Being able to create restore points has been around in Windows operating systems for a very long time now (way back since Windows ME) and many people have been relying it on for backing up. It isn’t advised that you substitute backing up with system restore points, but the chance to roll back the clock on an operating system and use a restore point is a feature that’s almost as useful.

Windows 10 lets you turn on or off the System Restore feature so your computer will save restore points or it won’t. You don’t have to worry about System Restore using too much of your hard drive space either because you can set a limit of the drive that you want to allocate to restore points and Windows won’t go over that set amount. For example, if I set the total allocated amount of System Restore to 4% of the drive, then it will stop taking restore points once it uses up 4% of the drive and so forth.

If you have the max usage set to an amount, then you shouldn’t need to worry about having to delete the restore points since it’s handling them for you. However, if there is a particular update that you want to be removed from the computer, or you want to clear up some space urgently, you can do that by deleting the restore points.

System Protection Settings

You can delete restore points from the System Protection settings. You can navigate to the System Protection settings a couple of ways: either by opening up the Win+X Quick Links menu or the Control Panel. If you use the Control Panel, make sure you open it up showing the classic view and then click on the “System” link. Next, click on the “System Protection” from the left side pane—you could also click on the “Advanced system settings” if you wanted, and then choose the “System Protection” tab from the top, but the System Protection link takes you there directly instead.

You’ll now have the System Properties dialog box open on the computer’s display with the System Protection tab open. Select the drive that you want to delete restore points from by clicking on it and highlighting it and then click on the “Configure” button.

Under the “Max Usage” bar, click on the “Delete” button. (That Max Usage bar you can see is the bar we were talking about earlier where you can set what you want for a maximum usage, and it won’t use up any more disk space than that. It’s the ideal solution for still having some system restore points and them not taking up too much disk space if you are worried about running low on space).
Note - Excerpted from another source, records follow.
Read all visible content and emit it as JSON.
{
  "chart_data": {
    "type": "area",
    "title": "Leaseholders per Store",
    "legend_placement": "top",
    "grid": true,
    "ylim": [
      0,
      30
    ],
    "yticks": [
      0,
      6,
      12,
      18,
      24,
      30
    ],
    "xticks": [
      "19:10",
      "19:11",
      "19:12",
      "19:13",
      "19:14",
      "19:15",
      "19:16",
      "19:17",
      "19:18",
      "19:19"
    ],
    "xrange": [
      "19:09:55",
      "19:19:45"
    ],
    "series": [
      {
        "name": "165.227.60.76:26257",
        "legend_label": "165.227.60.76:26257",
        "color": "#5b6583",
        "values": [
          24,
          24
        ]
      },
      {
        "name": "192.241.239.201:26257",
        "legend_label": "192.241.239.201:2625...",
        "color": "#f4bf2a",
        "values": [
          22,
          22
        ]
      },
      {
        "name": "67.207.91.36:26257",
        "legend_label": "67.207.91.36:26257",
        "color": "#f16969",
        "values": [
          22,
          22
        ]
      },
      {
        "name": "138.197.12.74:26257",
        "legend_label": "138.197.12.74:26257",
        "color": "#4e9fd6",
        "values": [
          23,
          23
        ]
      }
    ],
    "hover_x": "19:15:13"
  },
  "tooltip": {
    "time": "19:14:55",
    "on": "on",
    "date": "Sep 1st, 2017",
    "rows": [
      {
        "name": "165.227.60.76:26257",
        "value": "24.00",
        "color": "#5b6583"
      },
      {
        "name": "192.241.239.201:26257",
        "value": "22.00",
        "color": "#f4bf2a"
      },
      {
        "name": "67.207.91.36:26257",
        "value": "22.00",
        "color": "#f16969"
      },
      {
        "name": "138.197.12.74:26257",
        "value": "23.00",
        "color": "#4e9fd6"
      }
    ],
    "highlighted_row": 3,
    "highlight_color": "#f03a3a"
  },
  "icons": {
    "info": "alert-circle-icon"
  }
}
Windows gives you a message letting you know that you “will not be able to undo unwanted system changes on this drive. Are you sure you want to continue.” Click on the “Continue” button when you want to delete it.

Disk Cleanup

The Disk Cleanup tool also offers a way for you to be able to delete system restore points if you want. You won’t see it from the main window after you open up the tool, but if you click on the “More Options” tab at the top of the window, and then click on the “Clean up” button under where it says “System Restore and Shadow Copies” you’ll find the option for deleting older restore points.

Command Prompt

It is possible to run commands from the command line to delete system restore points as well. You’ll need to be logged in as an administrator—or, at least, know the passwords of an administrators account—to use this method, though, because you need to open the elevated Command Prompt window for it to work. To get started, type the “vssadmin list shadows” command and hit the Enter key on your keyboards. It brings up the list of all of the shadow copies/restore points on the computer. Now all you need to do is run the “vssadmin delete shadows /all” command and hit Enter and then click on the “Yes” button when the Command Prompt prompts you. It then deletes all of the restore points (shadow copies) on the computer.

If you prefer having ample disk space and want to delete the system restore points, we advise following one of the options above and also remembering how you did it so you can continue to do it. More people understanding how to delete the restore points to free up disk space could be something that Microsoft look at when assessing whether to keep the feature going in future versions of the operating system or not. Not being able to use system restore will be sure to shake up the tech industry as it was a convenient method for technicians to fix computers without having data loss.